In the Storm Data database harm to individuals is presented in two variables: injuries and fatalities.
top_personal <- personal_harm %>%
group_by(EVTYPE_NEW) %>%
summarize(total = sum(PEOPLE)) %>%
slice_max(total, n=1)
The event type that was most harmful in terms of population health was tornado, which resulted in a combined total of 22,178 thousand injuries and fatalities (34% of the total).
top_personal_both <- personal_harm %>%
group_by(IMPACT_TYPE, EVTYPE_NEW) %>%
summarize(total = sum(PEOPLE), .groups='drop_last') %>%
slice_max(total, n=1)
top_injuries_perc <- label_percent()(top_personal_both$total[2]/sum(personal_harm$PEOPLE[personal_harm$IMPACT_TYPE == "INJURIES"]))
top_fatalities_perc <- label_percent()(top_personal_both$total[1]/sum(personal_harm$PEOPLE[personal_harm$IMPACT_TYPE == "FATALITIES"]))
The event type associated with the most injuries across the United States was tornado (20,667, 36% of injuries), while the event type that caused the most fatalities was excessive heat (1,800, 21% of fatalities).
As with economic impact, the distribution of injuries and fatalities changes by geographic region. Figure 3 illustrates these differences.
# For each region in the economic impact data...
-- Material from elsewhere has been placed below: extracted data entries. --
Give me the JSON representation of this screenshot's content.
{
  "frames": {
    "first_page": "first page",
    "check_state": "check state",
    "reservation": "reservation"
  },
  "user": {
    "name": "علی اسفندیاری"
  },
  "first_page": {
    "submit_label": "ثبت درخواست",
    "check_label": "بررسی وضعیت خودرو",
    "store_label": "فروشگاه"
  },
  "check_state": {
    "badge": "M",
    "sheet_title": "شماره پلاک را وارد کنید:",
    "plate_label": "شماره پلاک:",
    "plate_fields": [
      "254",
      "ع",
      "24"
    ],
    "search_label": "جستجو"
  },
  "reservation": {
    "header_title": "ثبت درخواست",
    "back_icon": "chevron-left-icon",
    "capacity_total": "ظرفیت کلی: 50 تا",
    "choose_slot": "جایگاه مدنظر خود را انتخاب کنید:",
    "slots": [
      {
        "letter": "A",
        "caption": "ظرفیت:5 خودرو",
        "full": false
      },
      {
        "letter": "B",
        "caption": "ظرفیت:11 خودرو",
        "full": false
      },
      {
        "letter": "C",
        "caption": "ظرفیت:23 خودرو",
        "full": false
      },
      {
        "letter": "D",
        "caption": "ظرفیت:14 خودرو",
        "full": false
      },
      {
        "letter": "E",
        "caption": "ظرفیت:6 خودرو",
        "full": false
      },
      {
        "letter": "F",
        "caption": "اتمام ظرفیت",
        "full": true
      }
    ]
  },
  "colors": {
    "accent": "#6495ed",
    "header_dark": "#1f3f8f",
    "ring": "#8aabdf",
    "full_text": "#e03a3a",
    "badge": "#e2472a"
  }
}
for (r in unique(personal_harm$REGION)) {
# Get top 10 event types by economic cost
list_name <- paste0(r,"_list")
assign(list_name, personal_harm %>%
filter(REGION == r) %>%
group_by(EVTYPE_NEW) %>%
summarize(TOTAL = sum(PEOPLE)) %>%
slice_max(TOTAL, n=10))
# Plot and save bar graph
assign(paste0(r,"_personal_harm"), personal_harm %>%
filter(REGION == r) %>%
filter(EVTYPE_NEW %in% eval(parse(text=list_name))$EVTYPE_NEW) %>%
ggplot(aes(PEOPLE, fct_reorder(EVTYPE_NEW, PEOPLE, .fun="sum"), fill=IMPACT_TYPE)) +
geom_col() +
ggtitle(r) +
xlab("people") +
ylab(element_blank()) +
scale_fill_viridis(discrete = TRUE, begin=0.6, end=0.9,
option = "B", labels = c("fatalities","injuries")) +
theme_minimal() +
theme(legend.position = c(0.7,0.2),
legend.title = element_blank(),
axis.title=element_text(size=9),
plot.title = element_text(size = "12", color="gray30"))
)
}
# Combine individual bar graps into one plot
bar_grid <- ggarrange(Midwest_personal_harm,
Northeast_personal_harm,
West_personal_harm,
South_personal_harm,
nrow = 2, ncol = 2,
common.legend = TRUE, legend="bottom")
annotate_figure(
annotate_figure(bar_grid, top = text_grob("Most harmful ten event types in each Census Bureau region", size = 10, face = "italic")),
top = text_grob("Figure 3. Injuries and fatalites from US weather events, 1996-2011 (total) "))
The purpose of this report is to provide a high level overview that suggests where planners may wish to allocate resources. Additional exploration that focuses on variation over time, seasonal patterns, and finer geographic subdivision may all prove helpful depending on the project.